Jugendbuch | Beate Dölling: Je mehr ich dir gebe
Unwiederbringlich verlieren, wen man am meisten liebt, schlägt eine tiefe Wunde. Heilung scheint unmöglich. Was aber geschieht, wenn ein anderer auftaucht und einer das Gefühl gibt, der Tote sei dem neuen Paar immer nah? So einen muss man doch lieben. Beate Dölling lässt in ›Je mehr ich dir gebe‹ die siebzehnjährige Julia eine höchst gefährliche Liebschaft eingehen. Von MAGALI HEISSLER
Julia und Jonas haben sich nur wenige Wochen gekannt, ehe Jonas bei einem Motorradunfall ums Leben kam. Für Julia war es die größtmögliche Liebe, die ein Mensch erleben kann. Sich von Jonas zu trennen, erscheint ihr unmöglich. Er ist ihr immer noch nah, sie fühlt ihn überall, denkt an ihn, träumt von ihm, Nacht für Nacht. Ihre Sehnsucht ihn zu erreichen ist zu groß, trauern um den Verlust kommt nicht infrage. Als Kolja auftaucht, Jonas’ bester Freund, scheint zum ersten Mal jemand da zu sein, der sie voll und ganz versteht. Kolja spricht nicht von Trauern, er spricht von Jonas. Er muss ihn gut gekannt haben, er weiß nämlich genauestens über Jonas Bescheid. Und über Julia.
Julias Eltern, ihre beste Freundin Charlotte, Anne, eine neue Bekannte, die Kolja offenbar von früher kennt, reagieren eher abweisend. Julia lässt sich nicht irremachen. Niemand versteht sie, nur Kolja weiß, wie sie fühlt.
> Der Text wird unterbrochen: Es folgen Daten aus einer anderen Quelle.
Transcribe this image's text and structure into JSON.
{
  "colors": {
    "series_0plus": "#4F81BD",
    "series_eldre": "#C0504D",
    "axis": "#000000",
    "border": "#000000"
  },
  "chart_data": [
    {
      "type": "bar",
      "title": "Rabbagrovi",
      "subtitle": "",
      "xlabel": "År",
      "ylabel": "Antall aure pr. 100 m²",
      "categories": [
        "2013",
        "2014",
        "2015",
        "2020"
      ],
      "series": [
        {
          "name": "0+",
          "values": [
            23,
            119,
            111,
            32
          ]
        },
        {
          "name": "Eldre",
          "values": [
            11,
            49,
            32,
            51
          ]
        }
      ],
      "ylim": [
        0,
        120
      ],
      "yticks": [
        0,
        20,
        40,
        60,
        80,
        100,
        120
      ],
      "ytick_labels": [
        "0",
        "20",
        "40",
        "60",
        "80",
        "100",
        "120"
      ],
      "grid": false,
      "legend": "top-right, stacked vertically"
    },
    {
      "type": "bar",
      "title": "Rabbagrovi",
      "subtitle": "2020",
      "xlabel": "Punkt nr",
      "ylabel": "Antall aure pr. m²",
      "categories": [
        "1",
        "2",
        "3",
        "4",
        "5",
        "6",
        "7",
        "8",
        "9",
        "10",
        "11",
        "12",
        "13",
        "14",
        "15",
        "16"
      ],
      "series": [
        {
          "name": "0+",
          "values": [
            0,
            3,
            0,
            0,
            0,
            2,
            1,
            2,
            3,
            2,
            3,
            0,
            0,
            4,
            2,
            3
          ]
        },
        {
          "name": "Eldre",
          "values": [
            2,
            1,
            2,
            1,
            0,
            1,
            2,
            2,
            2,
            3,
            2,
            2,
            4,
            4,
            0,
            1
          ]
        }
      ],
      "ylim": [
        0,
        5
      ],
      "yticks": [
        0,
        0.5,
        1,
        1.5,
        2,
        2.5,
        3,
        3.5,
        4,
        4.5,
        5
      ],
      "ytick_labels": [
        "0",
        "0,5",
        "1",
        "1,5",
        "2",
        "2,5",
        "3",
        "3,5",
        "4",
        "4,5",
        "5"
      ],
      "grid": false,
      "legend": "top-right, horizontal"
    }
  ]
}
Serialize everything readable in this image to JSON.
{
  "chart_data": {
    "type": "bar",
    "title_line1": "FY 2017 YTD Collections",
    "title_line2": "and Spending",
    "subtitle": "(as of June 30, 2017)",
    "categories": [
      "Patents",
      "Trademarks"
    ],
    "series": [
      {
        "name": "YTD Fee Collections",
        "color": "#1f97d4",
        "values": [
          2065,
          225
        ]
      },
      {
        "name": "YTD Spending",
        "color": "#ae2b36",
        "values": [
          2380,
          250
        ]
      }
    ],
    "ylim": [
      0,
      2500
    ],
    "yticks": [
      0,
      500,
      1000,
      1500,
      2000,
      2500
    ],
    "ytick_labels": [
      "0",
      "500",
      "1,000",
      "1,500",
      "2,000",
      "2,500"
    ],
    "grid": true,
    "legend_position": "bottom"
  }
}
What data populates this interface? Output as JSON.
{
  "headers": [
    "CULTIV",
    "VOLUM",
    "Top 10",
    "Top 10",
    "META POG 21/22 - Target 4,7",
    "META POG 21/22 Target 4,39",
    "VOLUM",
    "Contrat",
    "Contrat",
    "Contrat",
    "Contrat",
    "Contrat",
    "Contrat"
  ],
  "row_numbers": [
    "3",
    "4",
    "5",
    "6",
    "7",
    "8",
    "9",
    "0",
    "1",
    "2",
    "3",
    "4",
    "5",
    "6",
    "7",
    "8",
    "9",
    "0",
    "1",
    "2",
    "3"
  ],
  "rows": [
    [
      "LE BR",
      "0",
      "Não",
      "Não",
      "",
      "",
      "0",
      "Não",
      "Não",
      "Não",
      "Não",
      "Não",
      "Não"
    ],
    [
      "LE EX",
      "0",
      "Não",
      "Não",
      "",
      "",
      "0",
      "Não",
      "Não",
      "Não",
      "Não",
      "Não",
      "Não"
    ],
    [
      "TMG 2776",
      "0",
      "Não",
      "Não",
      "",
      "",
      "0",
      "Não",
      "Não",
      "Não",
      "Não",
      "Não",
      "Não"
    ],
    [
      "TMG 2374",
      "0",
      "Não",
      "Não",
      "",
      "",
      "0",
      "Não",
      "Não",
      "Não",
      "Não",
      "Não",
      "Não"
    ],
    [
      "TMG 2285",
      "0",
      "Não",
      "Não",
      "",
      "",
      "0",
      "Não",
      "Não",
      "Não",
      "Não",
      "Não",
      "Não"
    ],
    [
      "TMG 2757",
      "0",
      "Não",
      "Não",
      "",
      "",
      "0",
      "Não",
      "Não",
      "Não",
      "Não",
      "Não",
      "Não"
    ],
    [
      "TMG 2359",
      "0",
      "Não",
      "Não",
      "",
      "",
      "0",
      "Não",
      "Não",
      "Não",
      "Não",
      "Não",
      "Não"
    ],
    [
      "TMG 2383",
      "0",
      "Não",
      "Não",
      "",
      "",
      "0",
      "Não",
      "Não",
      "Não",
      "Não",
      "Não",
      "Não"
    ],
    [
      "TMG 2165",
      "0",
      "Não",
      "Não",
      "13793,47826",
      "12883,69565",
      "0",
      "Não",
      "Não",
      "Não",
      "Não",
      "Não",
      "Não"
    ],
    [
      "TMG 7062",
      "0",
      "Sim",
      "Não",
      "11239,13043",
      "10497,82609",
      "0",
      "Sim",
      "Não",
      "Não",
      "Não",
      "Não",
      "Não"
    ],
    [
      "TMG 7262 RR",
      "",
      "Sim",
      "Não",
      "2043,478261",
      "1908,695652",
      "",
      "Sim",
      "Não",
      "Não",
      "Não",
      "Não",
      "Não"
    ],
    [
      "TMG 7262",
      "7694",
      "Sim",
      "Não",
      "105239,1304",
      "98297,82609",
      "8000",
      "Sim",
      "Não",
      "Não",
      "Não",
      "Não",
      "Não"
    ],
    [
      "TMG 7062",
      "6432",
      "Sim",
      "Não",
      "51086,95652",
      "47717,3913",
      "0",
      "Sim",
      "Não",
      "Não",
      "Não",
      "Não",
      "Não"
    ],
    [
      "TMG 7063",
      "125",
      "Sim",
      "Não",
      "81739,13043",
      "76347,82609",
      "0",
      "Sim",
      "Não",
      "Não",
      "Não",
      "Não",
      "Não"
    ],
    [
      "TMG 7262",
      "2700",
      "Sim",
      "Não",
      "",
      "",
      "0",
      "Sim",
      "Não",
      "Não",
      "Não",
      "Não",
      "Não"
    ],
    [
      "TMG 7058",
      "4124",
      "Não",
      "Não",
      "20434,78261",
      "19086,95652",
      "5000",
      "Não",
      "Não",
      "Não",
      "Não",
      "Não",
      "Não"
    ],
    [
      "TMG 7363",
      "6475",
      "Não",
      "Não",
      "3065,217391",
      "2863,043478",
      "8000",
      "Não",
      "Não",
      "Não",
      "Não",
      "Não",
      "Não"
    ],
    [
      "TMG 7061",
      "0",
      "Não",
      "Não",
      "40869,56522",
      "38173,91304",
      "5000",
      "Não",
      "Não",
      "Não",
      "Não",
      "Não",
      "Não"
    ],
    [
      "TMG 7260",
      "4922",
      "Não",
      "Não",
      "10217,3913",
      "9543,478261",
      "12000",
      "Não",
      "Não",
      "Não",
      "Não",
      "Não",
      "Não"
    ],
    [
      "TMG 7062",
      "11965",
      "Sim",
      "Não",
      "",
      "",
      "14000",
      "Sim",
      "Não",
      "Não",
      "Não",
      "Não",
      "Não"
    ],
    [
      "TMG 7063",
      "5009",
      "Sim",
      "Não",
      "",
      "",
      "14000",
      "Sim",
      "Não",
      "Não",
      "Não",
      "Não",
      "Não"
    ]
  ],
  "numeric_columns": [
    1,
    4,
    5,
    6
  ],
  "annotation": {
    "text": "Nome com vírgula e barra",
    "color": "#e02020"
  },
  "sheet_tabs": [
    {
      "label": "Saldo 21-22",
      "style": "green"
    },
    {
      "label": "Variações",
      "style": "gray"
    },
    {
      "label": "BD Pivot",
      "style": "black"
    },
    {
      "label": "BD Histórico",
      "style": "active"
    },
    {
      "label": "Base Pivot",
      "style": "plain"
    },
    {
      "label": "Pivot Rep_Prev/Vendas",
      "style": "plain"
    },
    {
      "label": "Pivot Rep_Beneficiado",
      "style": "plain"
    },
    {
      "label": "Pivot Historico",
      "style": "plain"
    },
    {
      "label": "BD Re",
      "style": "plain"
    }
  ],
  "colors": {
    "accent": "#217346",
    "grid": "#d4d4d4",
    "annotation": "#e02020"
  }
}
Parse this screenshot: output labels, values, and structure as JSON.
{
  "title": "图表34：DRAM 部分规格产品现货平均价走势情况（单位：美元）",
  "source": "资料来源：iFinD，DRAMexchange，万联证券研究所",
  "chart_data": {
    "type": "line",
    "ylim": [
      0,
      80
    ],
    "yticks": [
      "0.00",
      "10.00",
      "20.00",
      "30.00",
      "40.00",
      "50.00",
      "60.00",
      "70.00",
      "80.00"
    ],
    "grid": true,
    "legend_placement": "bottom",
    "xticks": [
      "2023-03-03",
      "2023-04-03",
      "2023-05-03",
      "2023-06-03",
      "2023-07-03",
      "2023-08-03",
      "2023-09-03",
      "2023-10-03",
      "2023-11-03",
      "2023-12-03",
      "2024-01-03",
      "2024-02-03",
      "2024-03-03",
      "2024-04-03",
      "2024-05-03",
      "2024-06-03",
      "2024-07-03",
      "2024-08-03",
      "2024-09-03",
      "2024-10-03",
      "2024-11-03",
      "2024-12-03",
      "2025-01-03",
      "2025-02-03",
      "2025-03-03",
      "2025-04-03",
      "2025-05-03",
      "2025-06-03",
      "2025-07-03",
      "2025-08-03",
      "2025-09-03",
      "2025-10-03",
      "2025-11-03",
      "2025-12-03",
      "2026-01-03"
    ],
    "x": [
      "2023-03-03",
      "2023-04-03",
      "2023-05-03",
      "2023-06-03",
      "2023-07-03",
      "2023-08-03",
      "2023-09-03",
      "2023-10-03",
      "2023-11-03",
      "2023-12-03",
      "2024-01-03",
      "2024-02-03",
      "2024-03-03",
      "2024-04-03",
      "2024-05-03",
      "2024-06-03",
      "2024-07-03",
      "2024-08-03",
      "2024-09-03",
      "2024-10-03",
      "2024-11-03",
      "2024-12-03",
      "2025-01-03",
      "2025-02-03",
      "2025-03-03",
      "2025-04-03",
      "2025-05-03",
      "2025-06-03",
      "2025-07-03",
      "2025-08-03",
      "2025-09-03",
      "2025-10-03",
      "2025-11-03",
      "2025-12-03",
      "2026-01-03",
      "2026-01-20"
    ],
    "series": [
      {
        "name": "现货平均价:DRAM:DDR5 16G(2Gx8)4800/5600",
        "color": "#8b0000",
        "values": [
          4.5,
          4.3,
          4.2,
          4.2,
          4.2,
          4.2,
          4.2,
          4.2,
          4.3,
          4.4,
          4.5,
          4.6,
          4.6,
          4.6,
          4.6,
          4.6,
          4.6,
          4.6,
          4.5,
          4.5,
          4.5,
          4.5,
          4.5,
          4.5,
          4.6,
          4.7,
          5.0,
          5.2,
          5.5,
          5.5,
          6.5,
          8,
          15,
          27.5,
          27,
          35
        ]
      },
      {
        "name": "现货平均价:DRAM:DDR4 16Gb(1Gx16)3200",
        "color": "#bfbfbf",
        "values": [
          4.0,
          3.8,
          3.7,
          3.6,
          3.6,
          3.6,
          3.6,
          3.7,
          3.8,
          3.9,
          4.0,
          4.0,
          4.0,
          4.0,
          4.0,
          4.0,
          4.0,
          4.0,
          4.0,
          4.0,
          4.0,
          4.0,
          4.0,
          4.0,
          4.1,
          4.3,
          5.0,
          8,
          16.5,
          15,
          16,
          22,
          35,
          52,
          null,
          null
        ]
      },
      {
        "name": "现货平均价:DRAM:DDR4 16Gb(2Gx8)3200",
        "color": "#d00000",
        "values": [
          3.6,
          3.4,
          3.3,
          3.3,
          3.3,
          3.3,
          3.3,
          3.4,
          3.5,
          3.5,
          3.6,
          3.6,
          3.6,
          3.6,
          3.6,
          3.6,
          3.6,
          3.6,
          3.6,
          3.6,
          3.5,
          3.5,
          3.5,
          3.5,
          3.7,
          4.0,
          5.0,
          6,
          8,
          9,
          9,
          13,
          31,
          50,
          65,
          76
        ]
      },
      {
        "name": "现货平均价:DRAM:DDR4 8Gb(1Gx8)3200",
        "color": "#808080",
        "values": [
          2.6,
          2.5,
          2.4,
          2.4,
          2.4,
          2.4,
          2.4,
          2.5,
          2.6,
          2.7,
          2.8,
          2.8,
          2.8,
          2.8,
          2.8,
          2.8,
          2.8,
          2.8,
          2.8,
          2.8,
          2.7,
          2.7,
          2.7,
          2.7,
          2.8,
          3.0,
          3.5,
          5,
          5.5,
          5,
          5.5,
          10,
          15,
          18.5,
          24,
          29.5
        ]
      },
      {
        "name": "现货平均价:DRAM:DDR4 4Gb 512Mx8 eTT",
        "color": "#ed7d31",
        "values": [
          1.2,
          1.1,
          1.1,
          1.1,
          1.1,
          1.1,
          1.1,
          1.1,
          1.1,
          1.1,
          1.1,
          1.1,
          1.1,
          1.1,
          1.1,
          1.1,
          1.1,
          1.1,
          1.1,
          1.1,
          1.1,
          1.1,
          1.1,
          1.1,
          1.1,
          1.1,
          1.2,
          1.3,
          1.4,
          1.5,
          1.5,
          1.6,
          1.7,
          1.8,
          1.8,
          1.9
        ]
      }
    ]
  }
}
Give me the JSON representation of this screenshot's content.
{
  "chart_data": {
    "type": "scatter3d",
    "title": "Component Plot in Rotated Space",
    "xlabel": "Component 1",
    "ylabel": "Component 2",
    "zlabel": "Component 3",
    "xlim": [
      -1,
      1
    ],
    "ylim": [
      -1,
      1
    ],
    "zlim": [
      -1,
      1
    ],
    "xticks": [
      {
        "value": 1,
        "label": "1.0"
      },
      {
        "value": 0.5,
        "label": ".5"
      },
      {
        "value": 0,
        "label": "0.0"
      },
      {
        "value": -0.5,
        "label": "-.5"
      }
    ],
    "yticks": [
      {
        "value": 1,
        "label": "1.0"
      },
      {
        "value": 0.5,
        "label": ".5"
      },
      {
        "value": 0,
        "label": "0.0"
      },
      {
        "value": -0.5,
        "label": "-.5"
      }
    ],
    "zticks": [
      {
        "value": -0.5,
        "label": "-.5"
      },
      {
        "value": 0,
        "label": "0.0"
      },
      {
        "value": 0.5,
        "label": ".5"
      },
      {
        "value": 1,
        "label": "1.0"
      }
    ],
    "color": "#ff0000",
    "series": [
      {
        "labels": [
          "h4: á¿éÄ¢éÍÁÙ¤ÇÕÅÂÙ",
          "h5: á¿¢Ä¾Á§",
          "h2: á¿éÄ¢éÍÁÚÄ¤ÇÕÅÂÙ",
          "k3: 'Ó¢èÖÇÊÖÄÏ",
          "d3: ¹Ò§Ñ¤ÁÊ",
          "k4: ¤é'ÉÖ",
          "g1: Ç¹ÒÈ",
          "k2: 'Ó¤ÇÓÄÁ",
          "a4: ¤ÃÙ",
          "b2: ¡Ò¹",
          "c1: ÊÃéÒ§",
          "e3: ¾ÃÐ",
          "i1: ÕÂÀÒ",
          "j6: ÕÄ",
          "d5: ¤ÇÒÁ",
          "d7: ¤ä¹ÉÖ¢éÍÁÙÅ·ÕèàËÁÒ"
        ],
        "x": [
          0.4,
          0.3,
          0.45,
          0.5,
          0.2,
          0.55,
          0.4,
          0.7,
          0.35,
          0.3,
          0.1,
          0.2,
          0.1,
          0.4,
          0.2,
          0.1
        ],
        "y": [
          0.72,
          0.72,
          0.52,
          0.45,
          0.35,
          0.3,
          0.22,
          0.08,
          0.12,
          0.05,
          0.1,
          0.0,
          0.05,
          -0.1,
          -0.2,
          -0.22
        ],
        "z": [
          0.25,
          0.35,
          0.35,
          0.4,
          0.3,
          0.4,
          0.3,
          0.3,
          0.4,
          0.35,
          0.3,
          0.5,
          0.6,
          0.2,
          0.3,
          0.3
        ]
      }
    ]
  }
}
Doch die Nähe zu ihm wird über die Wochen eigenartig bedrückend. Trotz Jonas’ Tod gibt es noch Julias Wunsch, an ihrer Ausbildung als Schauspielerin zu arbeiten. Auch Charlotte kann sie doch nicht völlig vernachlässigen? Kolja scheint das nicht zu verstehen. Oder handelt Julia falsch? Verrät sie Jonas, wenn sie an etwas Anderes denkt? Wie steht es überhaupt mit ihnen? Sind sie zwei, drei? Um wen geht es hier eigentlich?
Julia ohne Romeo
Dölling hat ein Thema gewählt, das stark gefühlsbelastet ist, sowohl von der Erzähltradition als auch von den Figuren her. Sie hält sich strikt an die Hauptfigur, die siebzehnjährige Julia. Julias Blick ist von Anfang an eingeschränkt. Zuerst durch ihre ungebändigte Liebe zu Jonas, dann durch die gleichfalls ungebändigte und dadurch ebenso grenzenlos erscheinende Trauer. Das ist logisch und realistisch, ist Julia doch erst siebzehn und wenig erfahren in dem, was ein Menschenleben ausmacht. Alles ist übergroß, Glück ebenso wie Schmerz und Leid entsprechend übermäßig. Julia hat Romeo verloren und muss allein weiterleben. Eine Aufgabe, die zu schwer erscheint.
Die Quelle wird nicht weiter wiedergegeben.